How to calculate year over year change

Introduction
Year over year (YoY) change is a widely-used financial metric that allows companies and investors to analyze the performance of a business, investment, or any financial variable over time. This measurement compares growth or decline between two consecutive years and is generally presented as a percentage. Understanding how to calculate YoY change is essential for anyone interested in assessing the progress or decline of a venture.
In this article, we will explain in detail how to calculate year over year change with clear examples and applications.
Step By Step: Calculating Year Over Year Change
Step 1: Obtain the data
The first step in calculating YoY change is gathering the data for the variable you wish to analyze. This information usually comes from financial statements or records. For example, if you want to assess the YoY growth of a company’s revenue, you will need its annual revenue figures for the current and previous years.
Step 2: Develop the formula
The YoY change formula is relatively simple:
YoY Change (%) = ((This year’s value – Last year’s value) / Last year’s value) x 100
This formula calculates the percentage difference between two consecutive years’ values, indicating either growth or decline.
Step 3: Perform the calculation
Using the formula outlined above, insert your relevant values into their respective places. Subtract last year’s value from this year’s value, divide that result by last year’s value, and then multiply by 100 to convert it into a percentage.
Example:
Let’s assume Company A has an annual revenue of $400,000 this year and had an annual revenue of $300,000 last year. To calculate its YoY revenue growth:
YoY Growth (%) = (($400,000 – $300,000) / $300,000) x 100 = ($100,000 / $300,000) x 100 = 0.3333 x 100 = 33.33%
In this example, Company A experienced a YoY revenue growth of 33.33%.
Application of Year Over Year Change
Calculating YoY change is applicable in various contexts, including:
1. Revenue Growth: Assess a company’s progress by comparing revenue figures across two consecutive years.
2. Expense Analysis: Track the growth or reduction of specific expenses, such as staffing or marketing costs.

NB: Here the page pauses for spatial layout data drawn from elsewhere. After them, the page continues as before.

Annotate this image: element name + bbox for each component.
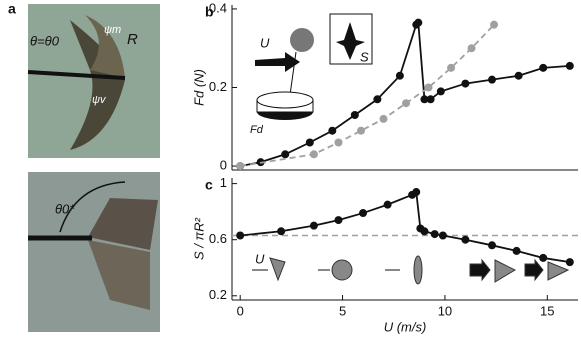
inset-label: U <box>255 251 265 266</box>
data-point <box>334 138 343 147</box>
data-point <box>305 138 314 147</box>
rod <box>27 70 126 80</box>
data-point <box>383 200 392 209</box>
y-tick-label: 1 <box>220 175 227 190</box>
annotation: ψv <box>92 94 107 106</box>
data-point <box>379 114 388 123</box>
data-point <box>436 87 445 96</box>
series-line <box>240 24 495 167</box>
data-point <box>430 230 439 239</box>
data-point <box>514 71 523 80</box>
inset-label: U <box>260 35 270 50</box>
panel-label: c <box>205 177 213 193</box>
x-tick-label: 15 <box>540 303 554 318</box>
data-point <box>350 111 359 119</box>
data-point <box>309 221 318 230</box>
annotation: θ=θ0 <box>30 33 60 48</box>
data-point <box>356 126 365 135</box>
data-point <box>424 83 433 92</box>
y-tick-label: 0.4 <box>209 0 227 15</box>
data-point <box>488 241 497 250</box>
data-point <box>539 63 548 72</box>
annotation: θ0* <box>55 201 75 216</box>
data-point <box>565 61 574 70</box>
panel-label: b <box>205 4 214 20</box>
inset-label: Fd <box>250 124 264 136</box>
data-point <box>467 44 476 53</box>
data-point <box>328 126 337 135</box>
y-tick-label: 0.6 <box>209 231 227 246</box>
data-point <box>412 188 421 197</box>
data-point <box>395 71 404 80</box>
data-point <box>438 231 447 240</box>
y-tick-label: 0 <box>220 158 227 173</box>
y-tick-label: 0.2 <box>209 287 227 302</box>
data-point <box>414 18 423 27</box>
data-point <box>539 253 548 262</box>
data-point <box>334 216 343 225</box>
x-tick-label: 10 <box>438 303 452 318</box>
data-point <box>420 227 429 236</box>
data-point <box>426 95 435 104</box>
wing <box>88 240 150 310</box>
data-point <box>359 209 368 218</box>
data-point <box>461 235 470 244</box>
annotation: ψm <box>104 24 121 36</box>
panel-label: a <box>8 1 16 17</box>
x-tick-label: 0 <box>237 303 244 318</box>
wing <box>85 15 125 78</box>
data-point <box>277 227 286 236</box>
y-axis-label: S / πR² <box>191 217 206 260</box>
inset-label: S <box>360 49 369 64</box>
data-point <box>512 246 521 255</box>
data-point <box>420 95 429 104</box>
x-axis-label: U (m/s) <box>384 319 427 334</box>
angle-arc <box>59 181 126 233</box>
data-point <box>488 75 497 84</box>
data-point <box>236 231 245 240</box>
inset-c <box>252 255 570 285</box>
wing <box>88 198 158 250</box>
y-tick-label: 0.2 <box>209 79 227 94</box>
data-point <box>461 79 470 88</box>
data-point <box>447 63 456 72</box>
annotation: R <box>127 31 138 48</box>
data-point <box>236 162 245 171</box>
data-point <box>309 150 318 159</box>
y-axis-label: Fd (N) <box>191 69 206 106</box>
data-point <box>402 99 411 108</box>
data-point <box>281 150 290 159</box>
data-point <box>490 20 499 29</box>
data-point <box>565 258 574 267</box>
wing <box>70 20 125 150</box>
inset-b <box>255 13 373 120</box>
data-point <box>373 95 382 104</box>
x-tick-label: 5 <box>339 303 346 318</box>
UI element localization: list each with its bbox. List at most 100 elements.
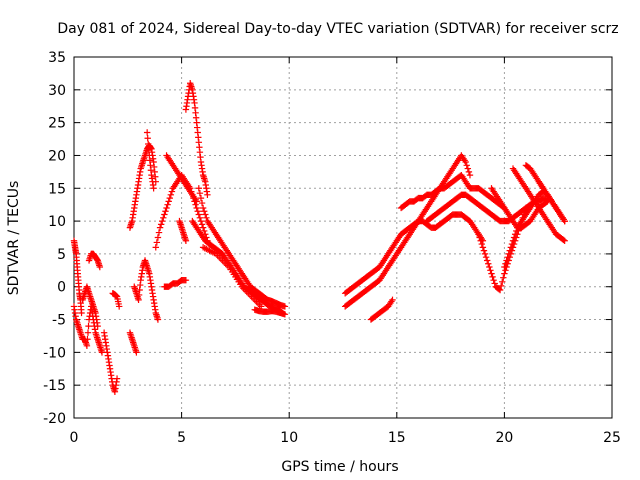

3. Investment Analysis: Evaluate the performance of stocks, bonds, or other investments by checking annual rate-of-return comparisons.
Conclusion
Calculating year over year change is an essential skill for anyone involved in finance, business management, or investing. By comparing data across consecutive years, you can gain valuable insights into a venture’s overall performance and make informed decisions moving forward. By following the straightforward steps outlined in this guide, you’ll be well-equipped to calculate YoY change with ease and confidence.